Make dinner tonight, inspired!

Wondering what to make for dinner tonight? This is your place for quick and healthy meal inspirations. Here you'll find recipes for seasonally focused dinners, desserts, breakfasts, and everything in between.

My cooking focuses on the freshest ingredients prepared in a simple and careful way, to highlight their uniqueness. My own diet is primarily vegetarian, but does include sustainable fish and seafood, and is gluten free.

Thank you for reading. I look forward to sharing some of my favorite recipes with you!


10 May 2010

Desert Muffins with Mixed Berries & Honey


I call these Desert Muffins (not dessert muffins) since I've been calling the Hi-Desert home for the past several days. A trip to the local farmers market here, which was surprisingly large for such a small town, turned up many locally grown items that aren't quite in season yet where I live. It's warm and dry here (very very dry!) and things like zucchini, tomatoes, and berries are in season year round. I came home with a jar of cactus honey from the local cacti blooming now, a dozen lovely farm eggs for a mere $4 (they're $7 at home), and a few baskets of beautiful fresh berries.

So, feeling like I just needed to bake something, after all it is what I do every day and not baking anything for several days in a row just felt too strange, I decided some simple morning muffins would fit the bill. I thought they should be easy enough in an unfamiliar kitchen, if a reasonably well stocked one at that. I'm including the recipe below. Note that I'm using fresh berries, which on first thought would seem preferable to frozen (fresh is always better, right?), although in my opinion just the opposite is true. I find that fresh berries in general bleed too much in the muffins and tend to leave a wet, somewhat uncooked bit of batter right around the berry itself. To prevent this I either freeze them for a few minutes to harden up the outsides a bit or toss them in some cornstarch or flour before mixing them in. Adding the starch absorbs some of the juice which leaks out when exposed to the heat.

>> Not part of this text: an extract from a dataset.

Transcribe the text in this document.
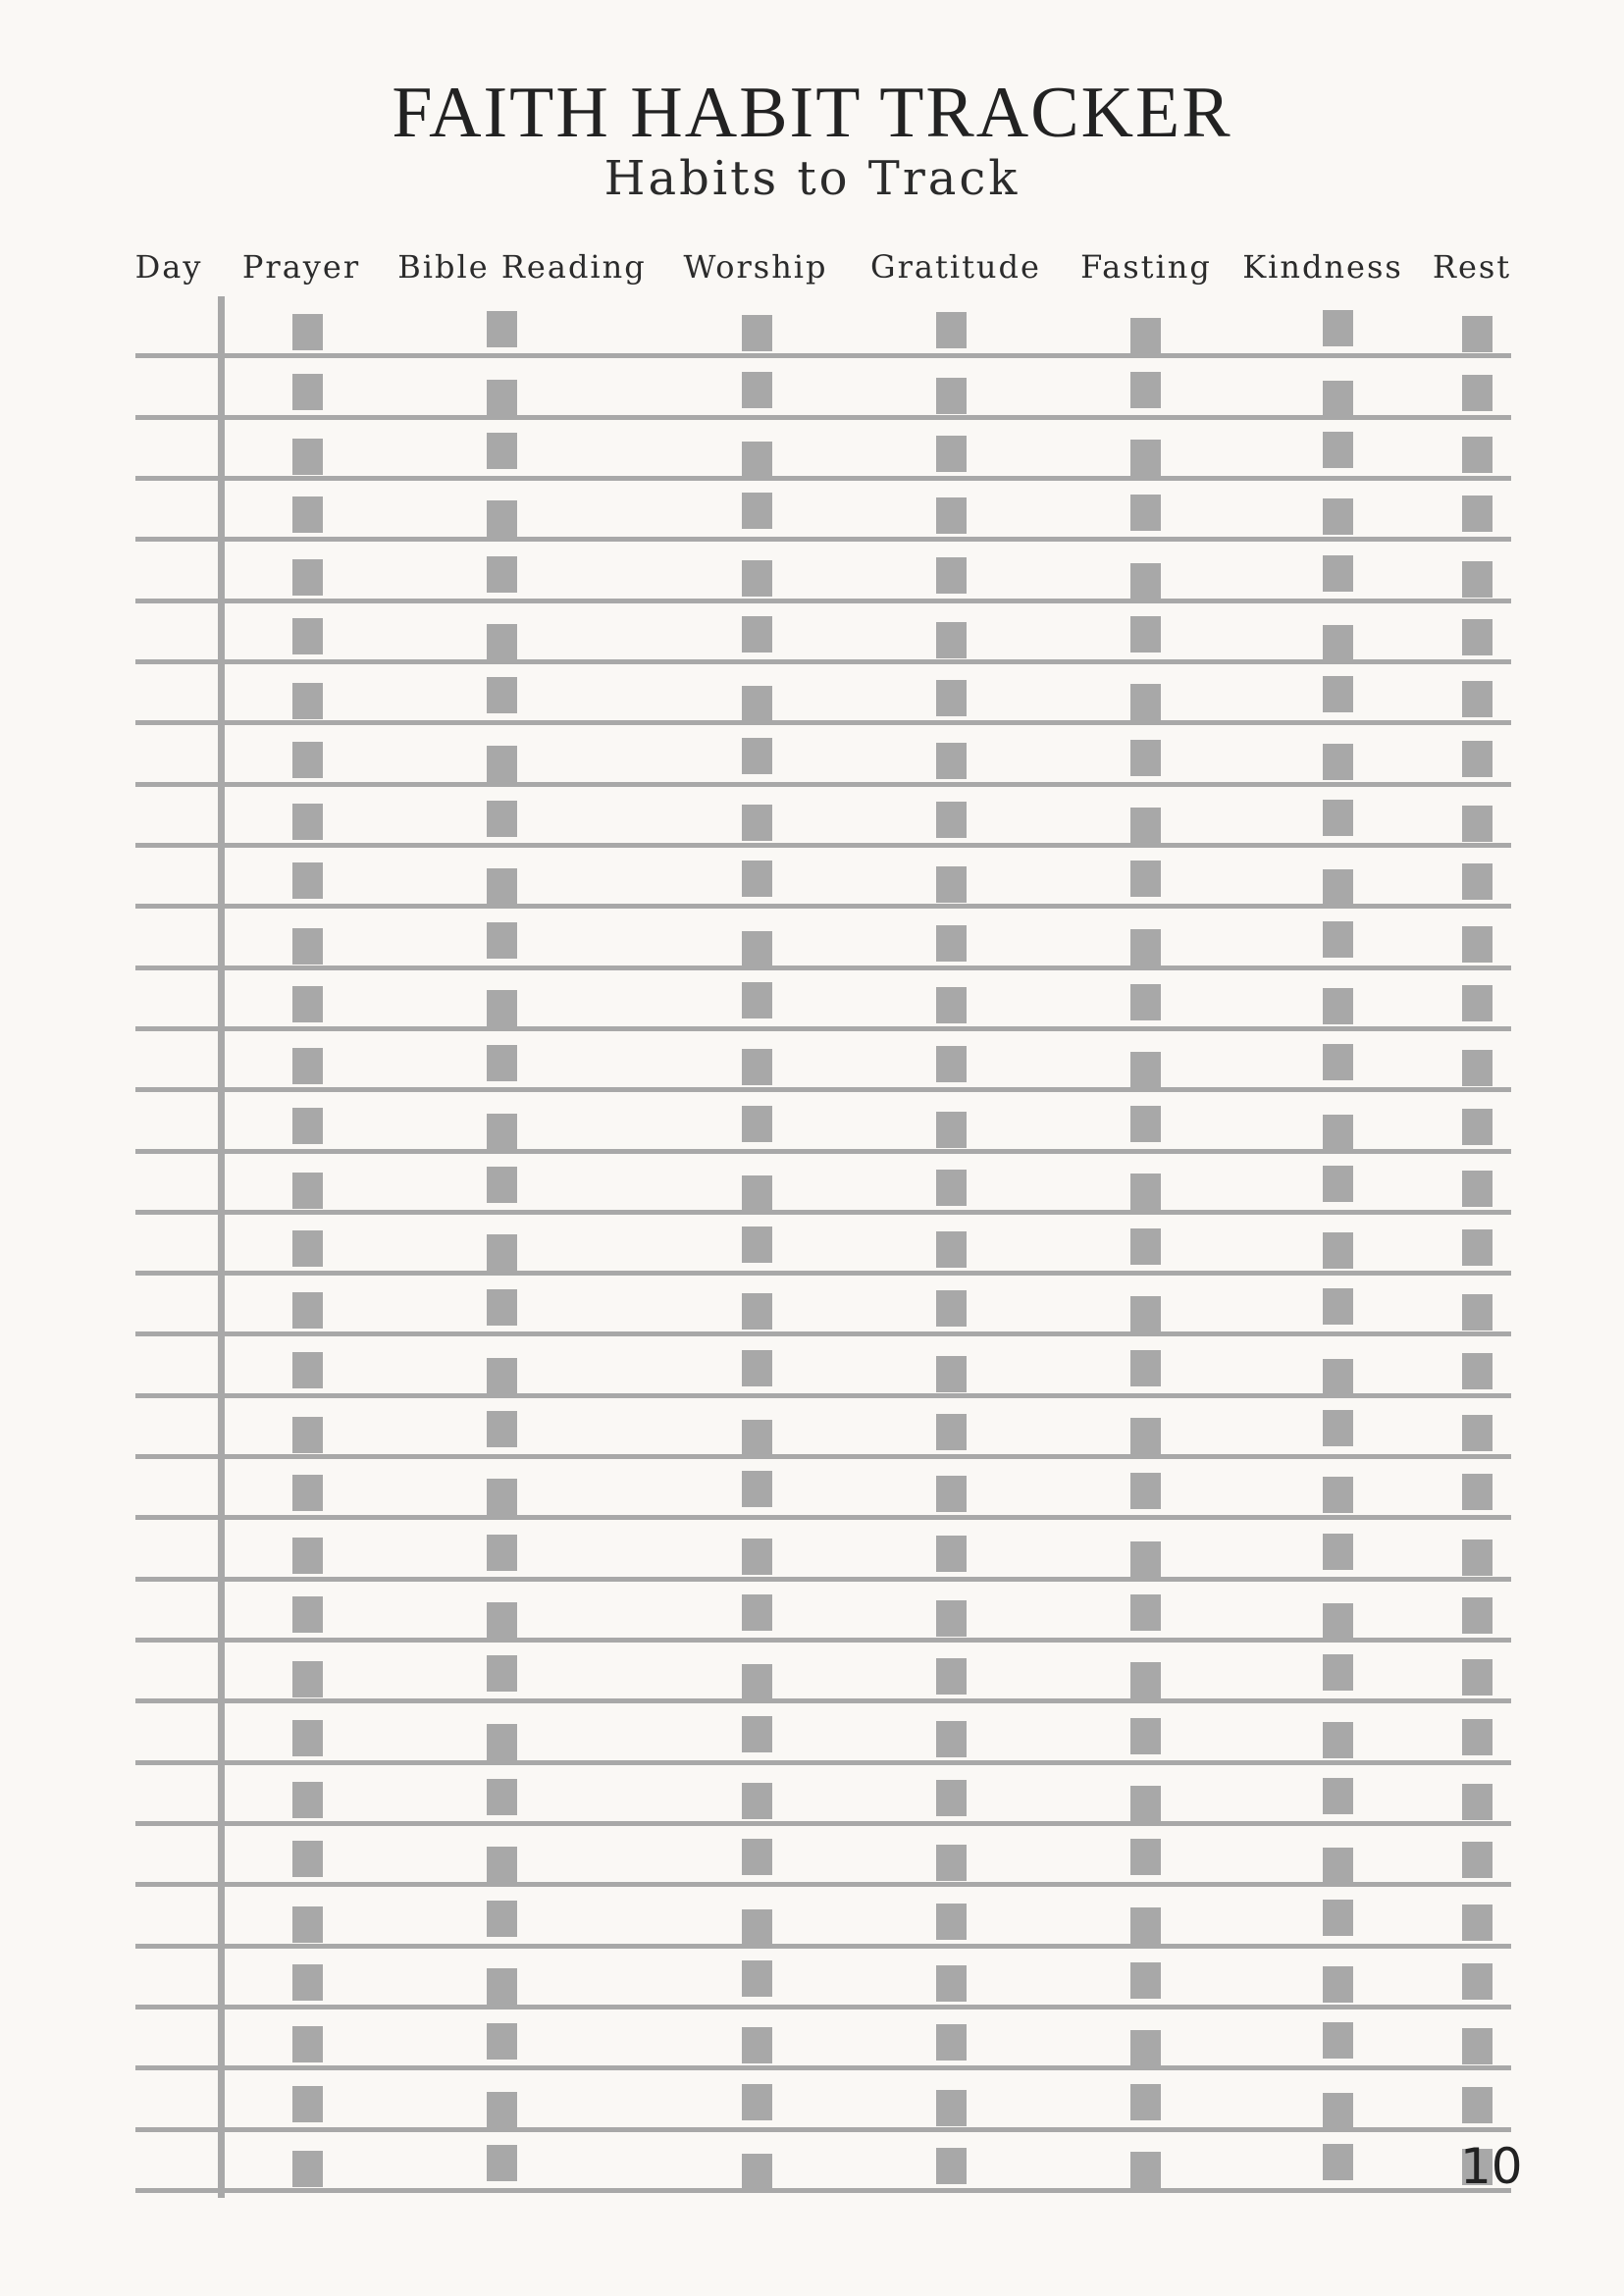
FAITH HABIT TRACKER
Habits to Track
Day Prayer Bible Reading Worship Gratitude Fasting Kindness Rest
10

This particular part of the California desert is one of my favorite places. I am always inspired by the fortitude of the plants and animals that call this land their home. Being a city dweller I realize how much noise is around me at all moments that I don't even notice. I also notice how entirely quiet it is here, the calls of ravens fill the canyons, the birds are a symphony of song every morning. This is a place that's really alive. Life is hard here, the land is inhospitable in almost every way but all around are treasures of beauty. The quiet and the open space are refreshing and expansive. It's a place that as whole is greater than the sum of its parts. That is also what I love about baking, cooking in general. Start with a few simple ingredients and combine them together and you make your own bit of alchemy in the kitchen every day.

Desert Muffins with Mixed Berries & Honey:
Yields 12, large muffins

1 1/2 cups brown rice flour
1/2 cup almond flour
1/4 cup potato starch
1/4 cup sugar
2 tsp baking powder
1/2 tsp baking soda
1/2 tsp xanthan gum
1/2 tsp salt
1/2 tsp ground cinnamon
1/8 tsp ground cardamom
1/4 cup canola oil
1/4 cup unsalted butter, melted
1/2 cup honey
1/4 cup milk
2 large eggs
1 tsp vanilla extract
1 cup mixed berries, toss with 1 TB cornstarch if using fresh or use frozen berries that are not defrosted (I used blackberries and raspberries)

1) Preheat the oven to 350 degrees. Spray a 12 cup muffin tin with nonstick spray.

2) In a large bowl, whisk together the flours, sugar, baking powder, baking soda, xanthan gum, salt, cardamom, and cinnamon. In a smaller bowl, whisk together the milk, eggs, honey, canola oil, melted butter and vanilla. Pour the wet ingredients into the dry ingredients and stir until just barely combined. Fold in the berries and finish mixing just until all the ingredients come together.

3) Spoon the batter into each of the muffin cups, filling each almost to the top. Bake for 20-25 minutes until just golden brown around the edges and the middles are puffed and set. Serve with butter and honey. Enjoy!